As a bit of background. Mike Joyner is an anesthesiologist and expert in sports physiology. Pre-pandemic we were allies. We agreed that the genome has been massively overhyped and Francis Collins specialized in that hype. We exchanged hundreds of emails on genomic oncology, and I have published extensively on it.
During the pandemic, we drifted apart because I was opposed to giving convalescent plasma outside of randomized studies, and Mike gave a ton of it, outside randomized studies. As readers know, my philosophy is RCT or STFU— especially for experimental agents that may have negative side effects. But here are the rules of academics. It Mike’s job to say what he thinks, and my job to say why he is wrong.
Now let’s turn to what happened.
Exhibit A: on FIRE website is the disciplinary letter. It specifically cites “idiomatic language” in a NYTimes article as part of Mikes problematic behavor. What— What did Mike say?
In an article on whether it is fair for Lia Thomas to compete with women, Mike Joyner— an expert in exercise physiology— is repeatedly quoted in a way that would imply he thinks it is unfair. Here is the relevant section. (Note the article is from May 29, 2022— not June, but I can’t find anything in June that fits the disciplinary notes description).
This sentence highlighted in blue is the only one that makes sense to me that Mayo could be talking about. The role of testosterone in sports. The only idiomatic expression I see is the “800-pound gorilla.”
I am not an expert on the topic of sports and fairness, and readers will know I have not weighed in, but Mike is an expert on the topic. He is well within his rights to give that quote to the NYTimes. If you don’t like it— do some research and give your own quote. Yet, we can all imagine that many readers did not like his quote and put pressure on Mayo to censor him.
Now, under the pretext of a more recent interview to CNN, where Mike says things about convalescent plasma, Mayo has suspended him without pay. I cannot say how much I disagree with Mike about plasma. It has only showed weak evidence of efficacy in a tiny subgroup of COVID patients, and had he run an RCT instead of giving it out liberally we could have learned sooner. I think Mike made a HUGE mistake in giving convalescent plasma outside RCT.

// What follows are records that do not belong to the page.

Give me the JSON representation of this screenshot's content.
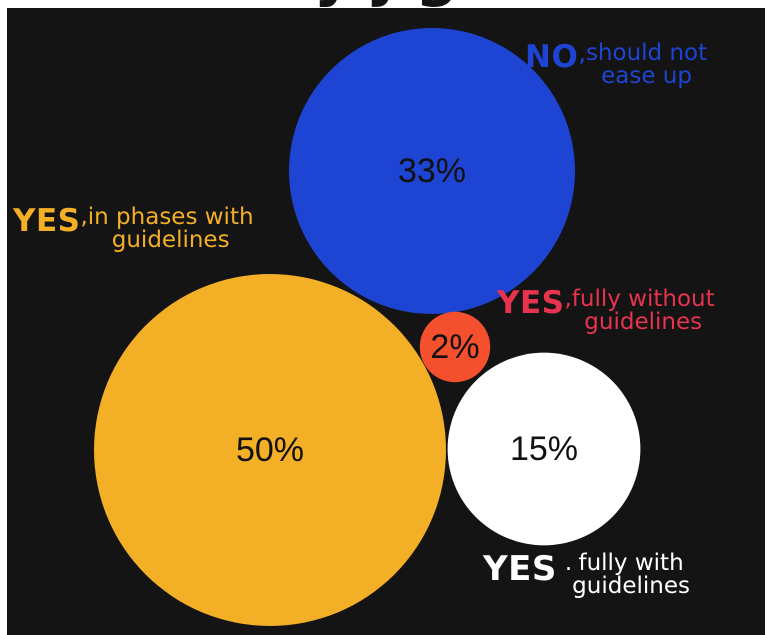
{
  "clipped_title": "y j  g",
  "colors": {
    "background": "#141414",
    "no_bubble": "#1e44d4",
    "yes_phases_bubble": "#f3af26",
    "yes_fully_without_bubble": "#f5502d",
    "yes_fully_with_bubble": "#ffffff",
    "no_label": "#1e44d4",
    "yes_phases_label": "#f3af26",
    "yes_fully_without_label": "#e8334f",
    "yes_fully_with_label": "#ffffff"
  },
  "chart_data": {
    "type": "bubble",
    "unit": "%",
    "series": [
      {
        "id": "no",
        "value": 33,
        "value_label": "33%",
        "answer": "NO",
        "punct": ",",
        "description_lines": [
          "should not",
          "ease up"
        ]
      },
      {
        "id": "yes-phases",
        "value": 50,
        "value_label": "50%",
        "answer": "YES",
        "punct": ",",
        "description_lines": [
          "in phases with",
          "guidelines"
        ]
      },
      {
        "id": "yes-fully-without",
        "value": 2,
        "value_label": "2%",
        "answer": "YES",
        "punct": ",",
        "description_lines": [
          "fully without",
          "guidelines"
        ]
      },
      {
        "id": "yes-fully-with",
        "value": 15,
        "value_label": "15%",
        "answer": "YES",
        "punct": ".",
        "description_lines": [
          "fully with",
          "guidelines"
        ]
      }
    ]
  }
}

Having said that, Mayo is making a bigger and more dangerous mistake by punishing Mike Joyner.
He needs to make his case, and we need to make ours.
Mayo clinic has dishonored their reputation as a place that accommodates individuals who think for themselves and hold a diversity of views. Their actions are entirely unjustified. They have capitulated to a mob, it appears to me, a great act of cowardice.
Ultimately, a university has no business policing faculty speaking to media. They must be free to do so, as much as possible. Media policies are all bullshit. They are in violation of academic freedom. Restrictions on any form of communication are a threat. Professors must be able to talk to reporters as often as they desire. If you don’t like that— don’t quote them, or rebut them.
Recently Robert Zimmer of University of Chicago died. Unlike the leadership at Mayo, he understand that this issue is far bigger than any specific debate. He had courage. I encourage you to read his obituary.
To me the most telling aspect of the letter was the discussion of Mayo’s “brand”. Hospital non-profits are spending massive energy trying to get the business of global billionarres from the middle east and Asia, as we showed. They appear to be primarily motivated by seeking capital, via their brand. That is in conflict with the deep meaning of a university to seek truth. Truth or money, sometimes you have to choose. If Mayo wishes to choose money, their nonprofit status needs to be revoked.
Your brand should be the free exchange of ideas. First and foremost.